Category: Fall 2023, Georgetown Magazine

Title:New center to study slavery and its legacies

Author: Rosemary Lane
Date Published: October 4, 2023
Students, faculty, and staff come together to participate in ongoing transcription and digitization efforts as a way to remember the injustices of enslavement and Georgetown’s own connection to the institution of slavery.
Students, faculty, and staff come together to participate in ongoing transcription and digitization efforts as a way to remember the injustices of enslavement and Georgetown’s own connection to the institution of slavery. | Photo: Phil Humnicky

Georgetown has launched a Center for the Study of Slavery and Its Legacies (GCSSL) to deepen its research, teaching, public programming, and interdisciplinary collaboration on the history of enslavement and its imprint.

The center connects faculty and student researchers across the university and sponsors new partnerships and scholarship on slavery and its legacies at Georgetown, throughout the District of Columbia, and in Catholic communities throughout the United States.

“Georgetown continues to be engaged in a long-term effort to understand and respond to our institution’s historical relationship to slavery,” says Georgetown President John J. DeGioia. “The center will support rigorous faculty and student research, innovative teaching, creative projects, and collaborative programs that sustain Georgetown’s commitment to facing our history.”

The center was first envisioned by the Working Group on Slavery, Memory, and Reconciliation, a group of Georgetown faculty, staff, students, and alumni formed in 2015 to engage the university community in a process of reflection about Georgetown’s involvement in slavery and to make recommendations for future action.

The internationally recognized Georgetown Slavery Archive (GSA) serves as the foundation for the center, with more than 450 items related to the history of slavery at Georgetown, slaveholding by the Maryland Province of the Society of Jesus, and the lives of enslaved people held by Georgetown and the Jesuits.

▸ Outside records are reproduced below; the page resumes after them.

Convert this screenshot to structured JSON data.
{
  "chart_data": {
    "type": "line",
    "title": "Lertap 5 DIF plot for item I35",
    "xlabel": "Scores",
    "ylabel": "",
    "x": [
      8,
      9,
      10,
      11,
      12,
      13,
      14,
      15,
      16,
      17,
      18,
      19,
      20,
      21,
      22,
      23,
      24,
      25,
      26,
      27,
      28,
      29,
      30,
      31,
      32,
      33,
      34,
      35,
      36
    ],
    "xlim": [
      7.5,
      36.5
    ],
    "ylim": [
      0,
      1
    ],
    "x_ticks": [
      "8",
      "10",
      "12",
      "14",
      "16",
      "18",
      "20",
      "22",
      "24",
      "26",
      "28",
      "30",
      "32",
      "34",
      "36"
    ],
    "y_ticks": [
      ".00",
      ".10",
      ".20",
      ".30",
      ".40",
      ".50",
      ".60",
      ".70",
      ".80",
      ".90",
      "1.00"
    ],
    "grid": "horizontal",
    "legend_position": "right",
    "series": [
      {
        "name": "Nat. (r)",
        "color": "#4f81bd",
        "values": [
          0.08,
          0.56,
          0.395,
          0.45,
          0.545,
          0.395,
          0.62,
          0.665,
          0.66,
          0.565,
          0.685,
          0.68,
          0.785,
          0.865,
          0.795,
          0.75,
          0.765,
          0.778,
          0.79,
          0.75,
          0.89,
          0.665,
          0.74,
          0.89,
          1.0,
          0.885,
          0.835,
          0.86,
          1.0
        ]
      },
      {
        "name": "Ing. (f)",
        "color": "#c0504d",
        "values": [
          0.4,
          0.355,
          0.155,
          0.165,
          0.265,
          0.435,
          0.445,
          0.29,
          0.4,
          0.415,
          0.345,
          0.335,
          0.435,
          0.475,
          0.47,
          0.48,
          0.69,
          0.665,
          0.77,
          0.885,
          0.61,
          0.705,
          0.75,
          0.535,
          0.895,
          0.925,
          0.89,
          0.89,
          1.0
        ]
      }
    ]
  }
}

“It’s not just about the past—although we do want to incubate rigorous scholarship on history,” GCSSL Founding Director Adam Rothman, a professor in the Department of History and curator of the Georgetown Slavery Archive, says of the center. “We also want to think about the echoes and reverberations of the history of slavery in the present, whether that’s in political institutions, economic life, or culture.”

The center is guided by a distinguished group of Georgetown faculty colleagues who bring a variety of disciplinary perspectives.

For its first event last spring, the center hosted a two-part event on the Music of New Orleans with a screening of the film City of a Million Dreams, directed by Jason Berry (C’71), and a performance by the Dr. Michael White Quartet, featuring clarinetist Dr. Michael White, one of New Orleans’ most acclaimed musicians and the Rosa and Charles Keller Endowed Chair in the Humanities of New Orleans Music and Culture at Xavier University of Louisiana. Rothman spoke about the history of jazz and its connections to slavery in New Orleans.

In September, the center held a special launch event in Gaston Hall that featured a live performance of Carlos Simon’s Grammy-nominated “Requiem for the Enslaved” and a discussion with the artists.